İSLÂMİYETTE AKIL VURGUSU
İslâmiyet akla hitap eder. Emirlerini, esaslarını, rükünlerini, nehiylerini, mesajlarını aklın idrakine sunar. Kur’ân akletmeyi önemser ve hak ve hakikati tesbit, ispat ve ikna için bütün sorusunu akla sorar. Bediüzzaman’ın ifadesiyle “Kur’ân bürhan-ı aklîye istinat eder ve bütün hükümlerini akla tesbit ettirir.”2
İslâmiyet’te iman etmenin öncesinde akletmek ve düşünmek vardır. Aklı olmayanın dini ve imanı yoktur.
Bu, aklı olmayan dinsizdir ve imansızdır demek değildir şüphesiz. Ama aklı olmayanın İslâmiyet’te sorumluluğu yoktur. İslâmiyet’te aklı olmayan iman etmekten ve dini yaşamaktan muaftır, yani mesul değildir. Aklı olmayanın mahşerde hesabı yoktur,
İslâmiyet emir ve hükümlerinde iman ve amel bakımından sorumluluk vermek için sadece aklı değil bülûğ yaşını da önemsiyor. Mükellefiyet çağı denen bir çağ vardır. Bu çağda olmanın iki önemli şartı vardır: 1- Akıl, 2- Ergenlik. İslâmiyet’te âkil olmayanın olduğu gibi, baliğ olmayanın da sorumluluğu yoktur. Günah işlese kendisinden affedilir. Günah yazılmaz.

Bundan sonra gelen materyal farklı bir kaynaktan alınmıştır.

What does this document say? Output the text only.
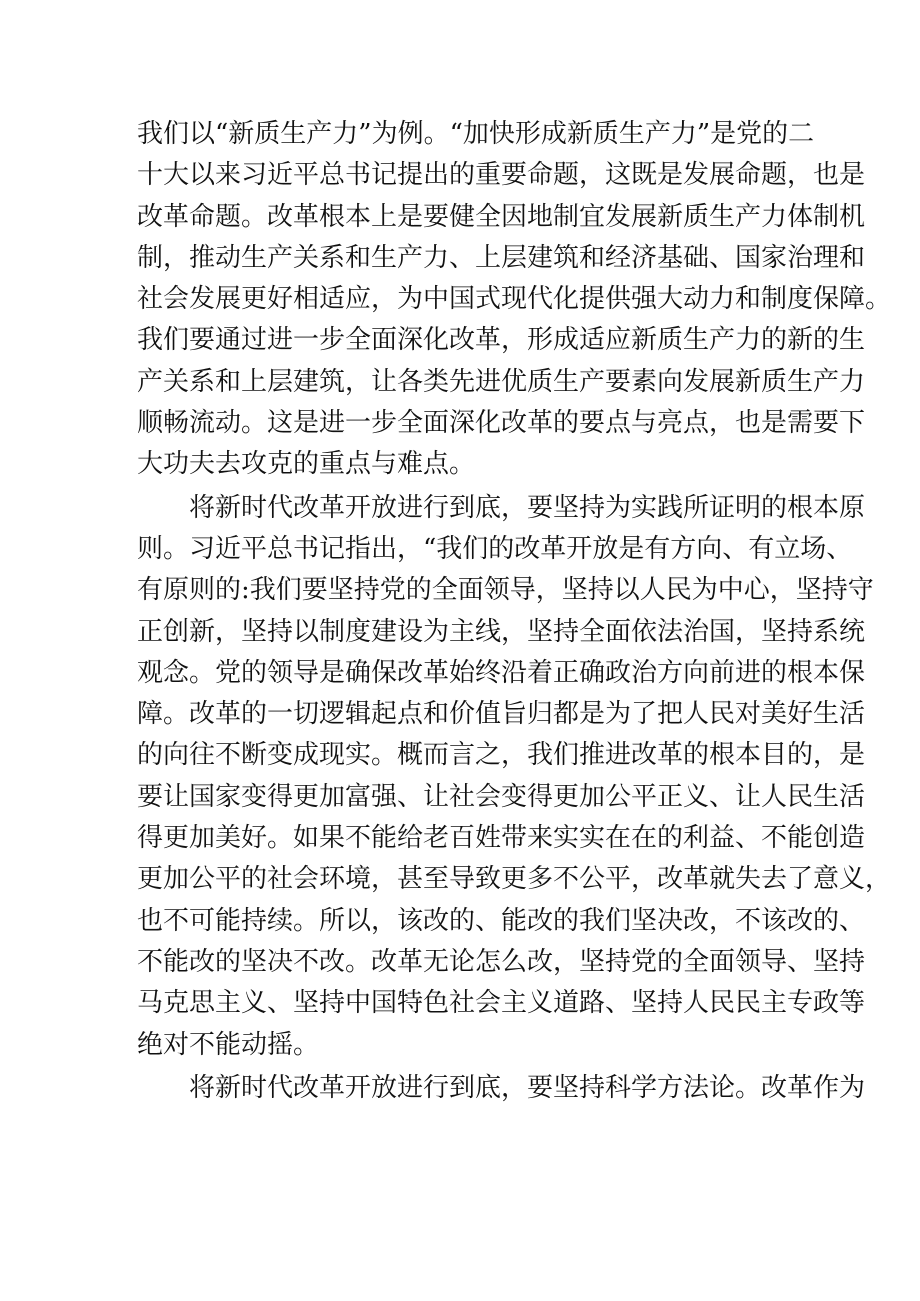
我们以“新质生产力”为例。“加快形成新质生产力”是党的二
十大以来习近平总书记提出的重要命题，这既是发展命题，也是
改革命题。改革根本上是要健全因地制宜发展新质生产力体制机
制，推动生产关系和生产力、上层建筑和经济基础、国家治理和
社会发展更好相适应，为中国式现代化提供强大动力和制度保障。
我们要通过进一步全面深化改革，形成适应新质生产力的新的生
产关系和上层建筑，让各类先进优质生产要素向发展新质生产力
顺畅流动。这是进一步全面深化改革的要点与亮点，也是需要下
大功夫去攻克的重点与难点。
　　将新时代改革开放进行到底，要坚持为实践所证明的根本原
则。习近平总书记指出，“我们的改革开放是有方向、有立场、
有原则的:我们要坚持党的全面领导，坚持以人民为中心，坚持守
正创新，坚持以制度建设为主线，坚持全面依法治国，坚持系统
观念。党的领导是确保改革始终沿着正确政治方向前进的根本保
障。改革的一切逻辑起点和价值旨归都是为了把人民对美好生活
的向往不断变成现实。概而言之，我们推进改革的根本目的，是
要让国家变得更加富强、让社会变得更加公平正义、让人民生活
得更加美好。如果不能给老百姓带来实实在在的利益、不能创造
更加公平的社会环境，甚至导致更多不公平，改革就失去了意义，
也不可能持续。所以，该改的、能改的我们坚决改，不该改的、
不能改的坚决不改。改革无论怎么改，坚持党的全面领导、坚持
马克思主义、坚持中国特色社会主义道路、坚持人民民主专政等
绝对不能动摇。
　　将新时代改革开放进行到底，要坚持科学方法论。改革作为
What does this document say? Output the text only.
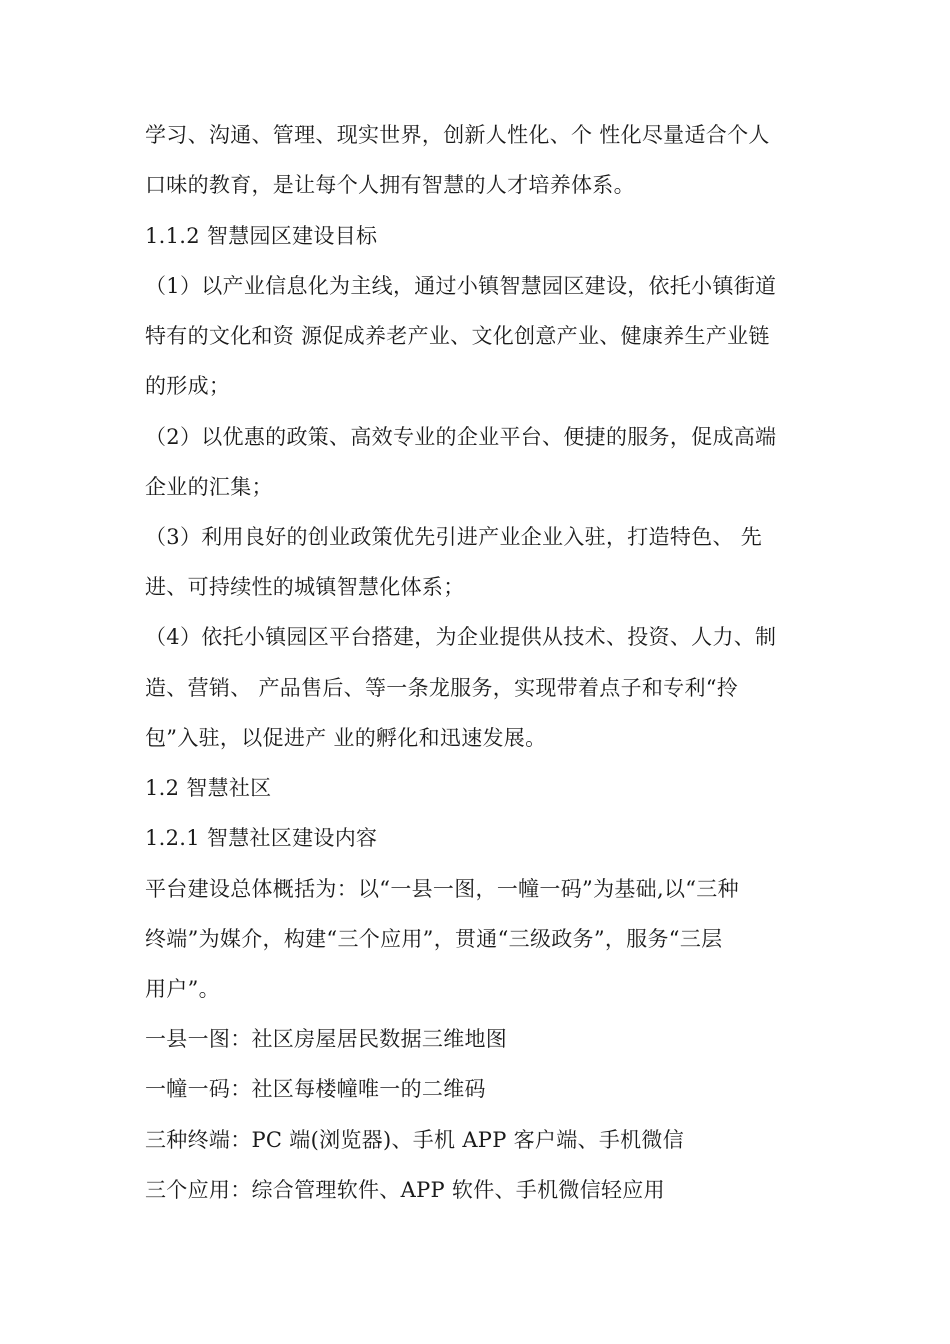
学习、沟通、管理、现实世界，创新人性化、个 性化尽量适合个人
口味的教育，是让每个人拥有智慧的人才培养体系。
1.1.2 智慧园区建设目标
（1）以产业信息化为主线，通过小镇智慧园区建设，依托小镇街道
特有的文化和资 源促成养老产业、文化创意产业、健康养生产业链
的形成；
（2）以优惠的政策、高效专业的企业平台、便捷的服务，促成高端
企业的汇集；
（3）利用良好的创业政策优先引进产业企业入驻，打造特色、 先
进、可持续性的城镇智慧化体系；
（4）依托小镇园区平台搭建，为企业提供从技术、投资、人力、制
造、营销、 产品售后、等一条龙服务，实现带着点子和专利“拎
包”入驻，以促进产 业的孵化和迅速发展。
1.2 智慧社区
1.2.1 智慧社区建设内容
平台建设总体概括为：以“一县一图，一幢一码”为基础,以“三种
终端”为媒介，构建“三个应用”，贯通“三级政务”，服务“三层
用户”。
一县一图：社区房屋居民数据三维地图
一幢一码：社区每楼幢唯一的二维码
三种终端：PC 端(浏览器)、手机 APP 客户端、手机微信
三个应用：综合管理软件、APP 软件、手机微信轻应用
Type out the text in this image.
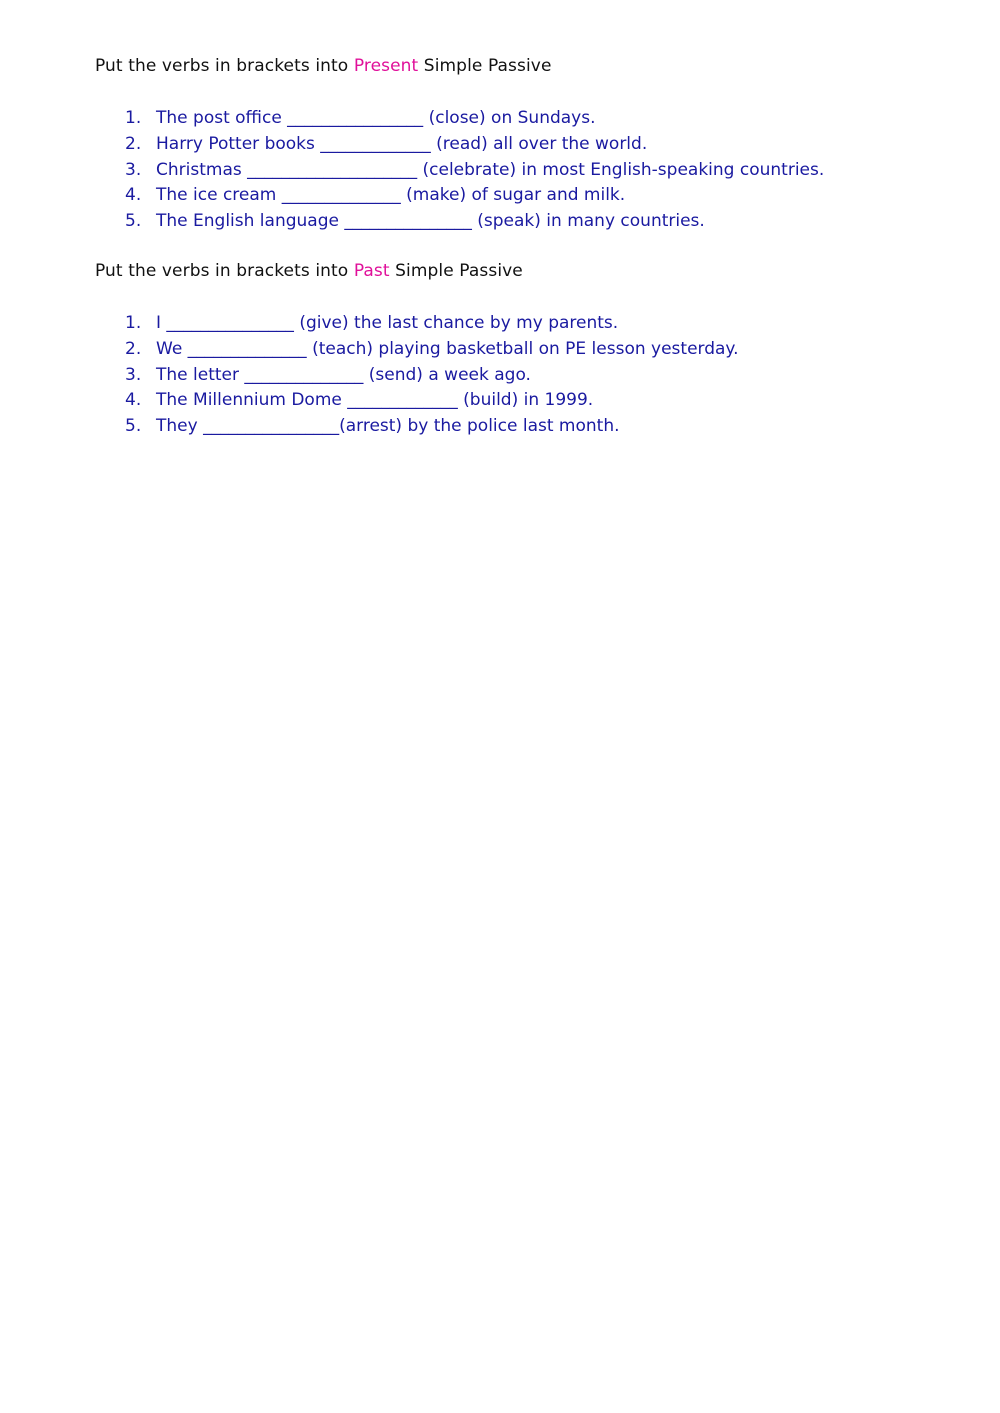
Put the verbs in brackets into Present Simple Passive
1. The post office ________________ (close) on Sundays.
2. Harry Potter books _____________ (read) all over the world.
3. Christmas ____________________ (celebrate) in most English-speaking countries.
4. The ice cream ______________ (make) of sugar and milk.
5. The English language _______________ (speak) in many countries.
Put the verbs in brackets into Past Simple Passive
1. I _______________ (give) the last chance by my parents.
2. We ______________ (teach) playing basketball on PE lesson yesterday.
3. The letter ______________ (send) a week ago.
4. The Millennium Dome _____________ (build) in 1999.
5. They ________________(arrest) by the police last month.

Bu manalar çerçevesinde ve yalnızca bu manaları vurgulamak için İslâmiyet’e “akıl ve mantık dini” denebilir. Fakat bu söylem böyle yalın haliyle yetersizdir.
İSLÂMİYET AKLA VE MANTIĞA TESLİM OLMAZ!
Yani akıl ve mantık dini olan İslâmiyet, akla ve mantığa teslim olmaz. Bilâkis akıldan ve mantıktan teslimiyet ister!
Çünkü İslâmiyet mahza vahiy olan bir dindir. Akla ve mantığa bir şey sormaz. Aklı ve mantığı vahiyden üstün tutmaz. Akla ve mantığa kulluktan başka bir değer vermez.
Öyleyse akıl ve mantık haddini bilmelidir. Çünkü akıl, Allah karşısında otorite değil, kuldur! Çünkü aklı ve mantığı yaratan, vahyi gönderen Allah’tan başkası değildir.
Öyleyse akıl ve mantık İslâmiyet’i anlamaya çalışır, ama sorgulayamaz!
Akıl ve mantık İslâmiyet’in emirlerini anlasa da, anlamasa da teslim olmakla yükümlüdür. Dolayısıyla mantığıma uymuyor diye yaşamadım tarzında bir gerekçe geçerli değildir.
AKIL TEK BAŞINA REHBER DEĞİLDİR
Akıl, insana hakkı ve hakikati gösterir. Fakat akıl, tek başına bir hakikat rehberi değildir. Akıl, ancak vahyin kontrolünde hakikate ulaşabilir! Yoksa eğer vahiy yok sayılıp, akıl putlaştırılırsa, böyle akıl insana hakikat rehberi olamaz, insanı dalâlete atar, eğriliğe götürür, yanlış sonuca götürür. İnsana doğru yol göstermez.
İşin vahim tarafı böyle akıl cerbezecidir, şaşkınlığının ve yanlışının farkında olmaz. Batılı hak bilir, yanlışı doğru diye alır, başına geçirir.
Dipnotlar:
1- Bakara Sûresi. 2- Hutbe-i Şamiye, s. 33.